The President has made clear that if Mueller delivers a result favorable to him, he will see the report as accurate and fair. Despite months of angry tweets and comments insulting Mueller and his team, the President is likely to quickly pivot to using the special counsel's sterling reputation to his own advantage.
But if he is criticized in the report, it will validate in his own mind, the endless claims that the whole exercise was a "witch hunt" all along.
The President's legal team has gamed out a range of strategies to cope with a report that is highly critical of Trump, that is mixed, or offers him a measure of validation, CNN has reported.
Democrats face a choice
Indications that Barr may be able to brief lawmakers soon about the report sparked immediate speculation, alongside the lack of new indictments, that the Mueller report could be more favorable to the President than expected.
Democrats appeared to be preparing for that possibility by stressing that the report was just the beginning of a new phase of the Russia intrigue.
In a statement, House Speaker Nancy Pelosi and the top Senate Democrat, Chuck Schumer, warned that Barr should not give the White House a "sneak preview" of the report.

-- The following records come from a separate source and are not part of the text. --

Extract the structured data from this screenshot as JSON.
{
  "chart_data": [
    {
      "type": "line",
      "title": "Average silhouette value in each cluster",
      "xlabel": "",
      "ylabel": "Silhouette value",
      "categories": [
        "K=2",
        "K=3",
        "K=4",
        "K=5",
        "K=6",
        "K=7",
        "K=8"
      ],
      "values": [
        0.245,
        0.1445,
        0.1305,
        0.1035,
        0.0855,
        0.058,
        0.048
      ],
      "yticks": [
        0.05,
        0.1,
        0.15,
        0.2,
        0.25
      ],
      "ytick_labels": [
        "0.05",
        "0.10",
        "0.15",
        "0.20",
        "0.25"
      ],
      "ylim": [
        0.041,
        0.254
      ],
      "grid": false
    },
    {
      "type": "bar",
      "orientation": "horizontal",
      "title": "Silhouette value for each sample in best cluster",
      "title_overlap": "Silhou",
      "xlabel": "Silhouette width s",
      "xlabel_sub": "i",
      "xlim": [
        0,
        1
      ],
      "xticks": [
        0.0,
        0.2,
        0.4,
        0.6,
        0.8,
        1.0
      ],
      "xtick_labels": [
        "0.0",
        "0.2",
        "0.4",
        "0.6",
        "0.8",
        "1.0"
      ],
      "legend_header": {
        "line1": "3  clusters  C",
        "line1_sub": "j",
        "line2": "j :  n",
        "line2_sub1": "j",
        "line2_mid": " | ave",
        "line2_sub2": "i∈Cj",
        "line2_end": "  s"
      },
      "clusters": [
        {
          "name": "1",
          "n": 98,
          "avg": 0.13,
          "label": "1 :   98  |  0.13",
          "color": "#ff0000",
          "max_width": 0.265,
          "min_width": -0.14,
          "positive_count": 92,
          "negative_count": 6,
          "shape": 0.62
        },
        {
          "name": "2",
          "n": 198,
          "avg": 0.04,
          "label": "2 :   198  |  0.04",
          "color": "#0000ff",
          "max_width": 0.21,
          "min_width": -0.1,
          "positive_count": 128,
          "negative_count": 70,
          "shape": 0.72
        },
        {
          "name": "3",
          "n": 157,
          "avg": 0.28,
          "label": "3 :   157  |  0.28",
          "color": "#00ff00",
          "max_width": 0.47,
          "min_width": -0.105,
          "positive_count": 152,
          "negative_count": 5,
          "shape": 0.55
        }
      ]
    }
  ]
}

In an apparently coordinated messaging blitz, key Democratic leaders and presidential candidates issued statements demanding the immediate public release of Mueller's entire report and evidence backing it up.
Such a trove would be valuable for the multiple House committees that are delving into almost every aspect of Trump's business and political affairs.
House Intelligence Committee Chairman Adam Schiff made clear that his investigation would look at questions that may not be covered by Mueller, including why Manafort gave polling data to a Russian contact with links to Kremlin intelligence agencies. He also pledged to look at whether Trump was compromised by his business or other links with Russia from before he became President.
"If they are not answered, we are going to have to answer them," Schiff told CNN's Wolf Blitzer.
His comments showed that while Mueller's decision to file a report and end his investigation was a milestone moment, it was also the start of a new beginning of the Russia saga.